At the Ferry Building, we met my friend Devan, for maybe the second or third time since high school. He’s a San Franciscan now, and being better than me at social stuff, was thankfully proactive and reached out when he saw we were in town. It was great to catch up, and for me, to have an excuse to mutually reflect on how those two high school guys might look at the old-but-not-too-old men we’ve become now: no doubt with a significant amount of scoffing, but hopefully with some grudging admiration.
Then Rett and I walked up the nearly-empty waterfront, past a load of piers, and on to chowder-filled sourdough bread-bowls from Boudin Bakery at the tourist-crowded (like someone flipped a switch) Fisherman’s Wharf.
Then over to Ghirardelli Square, where we visited their shop for ice cream sundaes, but laughed-cried at how much Rett’s mom would have flipped over the hundreds of forms and varieties of Ghirardelli chocolates for sale, because she always had their squares to share as gifts or any time you came visit her.
Then up a load of stairs, past incredible houses with more-incredible hilltop views, and back down “the world’s curviest street”.
And finally, as the predicted rain began to fall, we hopped on a cable car, both as tourists, and also to take us back to our bus route home. While I remembered most of the other things we did from our family vacation in 8th grade, I’m pretty sure we did not ride a cable car; luckily I think I enjoyed it just as much as a 44-year-old as I would have as a 14-year-old. And honestly, at $8 (vs. $5 for an all-day bus pass), I kinda get it, Mom & Dad!
And then one final night with family, this time excellent Burmese takeout from Mandalay, coincidentally the exact restaurant immediately recommended by the Garberville innkeeper weeks ago!

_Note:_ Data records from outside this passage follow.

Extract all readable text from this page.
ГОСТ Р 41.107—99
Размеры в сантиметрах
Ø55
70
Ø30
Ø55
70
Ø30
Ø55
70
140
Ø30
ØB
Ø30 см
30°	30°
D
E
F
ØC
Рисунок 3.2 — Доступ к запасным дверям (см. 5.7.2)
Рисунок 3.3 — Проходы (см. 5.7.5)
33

In all, it was a fantastic stay. It let us catch up on things in the way that our previous middle-of-nowhere 5-night rain wait-out did not, it gave us a solid marker to anchor our travels to, both forward and backward in time, and most importantly, it let us build new and deeper bonds with family, which is the beautiful opposite of what you would expect for two people abandoning their homes to live a nomadic life.